Histoire de Marie-Antoinette Nouvelle édition revue et augmentée
Part 14
Aujourd'hui, pour douter et faire douter encore, à quoi l'historien est-il contraint? Il lui faut accepter les affirmations haineuses de l'abbé Georgel, qui ne pardonne pas à la Reine d'avoir été chassé de l'ambassade de Vienne par le baron de Breteuil. Il lui faut s'appuyer sur ces Mémoires du comte Beugnot, l'ami, la dupe et le confesseur des fables de madame de la Motte; il lui faut enfin, renonçant au contrôle de l'histoire, et, dans le récit de cette imposture, abusé par une imposture, baser son récit et sa conviction sur des Mémoires apocryphes, sur ces _Mémoires de mademoiselle Bertin_, dont les éditeurs eux-mêmes ont reconnu la fausseté et la supercherie[305].
* * * * *
Le procès est à sa fin. Madame de la Motte, qui a cherché son salut dans la comédie d'une subite folie, le cherche dans les insinuations perfides, puis dans l'audace et l'intimidation de la calomnie. Elle espère se sauver en accusant la Reine, ou du moins échapper à l'infamie en se faisant passer auprès de l'opinion pour la victime d'une intrigue de cour. Derrière elle, la poussant dans cette voie, l'enhardissant à menacer, il y a les Rohan humiliés et qui voudraient au moins compromettre l'honneur de la Reine avec l'honneur du cardinal; il y a madame de Marsan, visitant et travaillant les parlementaires, M. de Vergennes et ses ressentiments mal étouffés, et tout le parti des ennemis de la Reine[306]. En face de madame de la Motte il y a le parlement, qui ne lui impose pas silence.
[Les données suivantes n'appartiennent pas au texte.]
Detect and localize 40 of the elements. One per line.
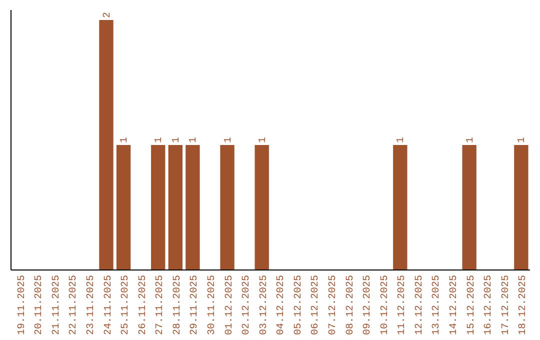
x-tick-label: 08.12.2025 [345, 275, 356, 336]
data-label: 1 [258, 136, 269, 143]
x-tick-label: 20.11.2025 [34, 275, 46, 336]
x-tick-label: 15.12.2025 [466, 275, 478, 336]
data-label: 1 [171, 136, 182, 143]
x-tick-label: 16.12.2025 [484, 275, 495, 336]
data-label: 1 [154, 136, 166, 143]
x-tick-label: 14.12.2025 [449, 275, 460, 336]
data-label: 1 [517, 136, 528, 143]
data-label: 1 [223, 136, 234, 143]
x-tick-label: 05.12.2025 [293, 275, 304, 336]
x-tick-label: 01.12.2025 [224, 275, 236, 336]
x-tick-label: 11.12.2025 [397, 275, 408, 336]
data-label: 1 [188, 136, 200, 143]
x-tick-label: 03.12.2025 [258, 275, 270, 336]
x-tick-label: 10.12.2025 [380, 275, 391, 336]
data-label: 1 [465, 136, 476, 143]
x-tick-label: 06.12.2025 [310, 275, 322, 336]
x-tick-label: 22.11.2025 [68, 275, 80, 336]
x-tick-label: 07.12.2025 [328, 275, 340, 336]
x-tick-label: 25.11.2025 [120, 275, 132, 336]
x-tick-label: 26.11.2025 [138, 275, 149, 336]
x-tick-label: 09.12.2025 [362, 275, 374, 336]
x-tick-label: 23.11.2025 [86, 275, 97, 336]
x-tick-label: 28.11.2025 [172, 275, 184, 336]
x-tick-label: 27.11.2025 [155, 275, 166, 336]
x-tick-label: 21.11.2025 [51, 275, 62, 336]
data-label: 1 [120, 136, 131, 143]
x-tick-label: 02.12.2025 [242, 275, 253, 336]
x-tick-label: 30.11.2025 [206, 275, 218, 336]
x-tick-label: 19.11.2025 [16, 275, 28, 336]
x-tick-label: 29.11.2025 [190, 275, 201, 336]
x-tick-label: 17.12.2025 [500, 275, 512, 336]
data-label: 2 [102, 12, 114, 18]
x-tick-label: 13.12.2025 [432, 275, 443, 336]
x-tick-label: 24.11.2025 [103, 275, 114, 336]
x-tick-label: 18.12.2025 [518, 275, 530, 336]
data-label: 1 [396, 136, 408, 143]
x-tick-label: 04.12.2025 [276, 275, 288, 336]
x-tick-label: 12.12.2025 [414, 275, 426, 336]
Le procureur général donne ses conclusions. Elles portent, contre le cardinal: «Qu'il sera tenu de déclarer à la chambre, en présence du procureur général, que témérairement il s'est mêlé de la négociation du collier, sous le nom de la Reine; que plus témérairement il a cru à un rendez-vous nocturne à lui donné par la Reine; qu'il demande pardon au Roi et à la Reine en présence de la justice;
Tenu de donner, sous un temps déterminé, la démission de la charge de grand aumônier;
Tenu de s'abstenir d'approcher, à une certaine distance, des maisons royales et des lieux où serait la cour;
Tenu de garder prison jusqu'à l'exécution pleine et entière de l'arrêt[307].»
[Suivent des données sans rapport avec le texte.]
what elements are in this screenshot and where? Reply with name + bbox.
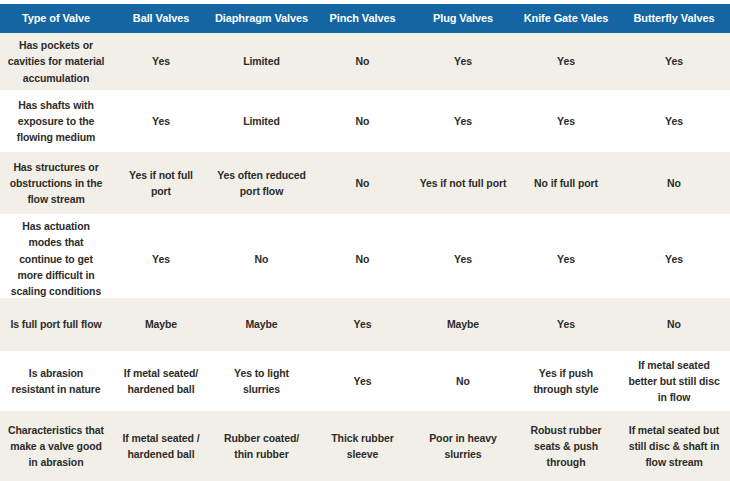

Cette humiliation n'eût été que juste; elle importait à l'honneur de la Reine comme à la dignité de la couronne de France. Sans doute le cardinal était pur de la fraude; mais il était coupable d'imprudence et de présomption. Il avait été l'instrument du scandale, le héros du roman de madame de la Motte. Son illusion avait insulté la vertu de la femme de son roi; il avait porté le soupçon autour du trône; il avait compromis la royauté.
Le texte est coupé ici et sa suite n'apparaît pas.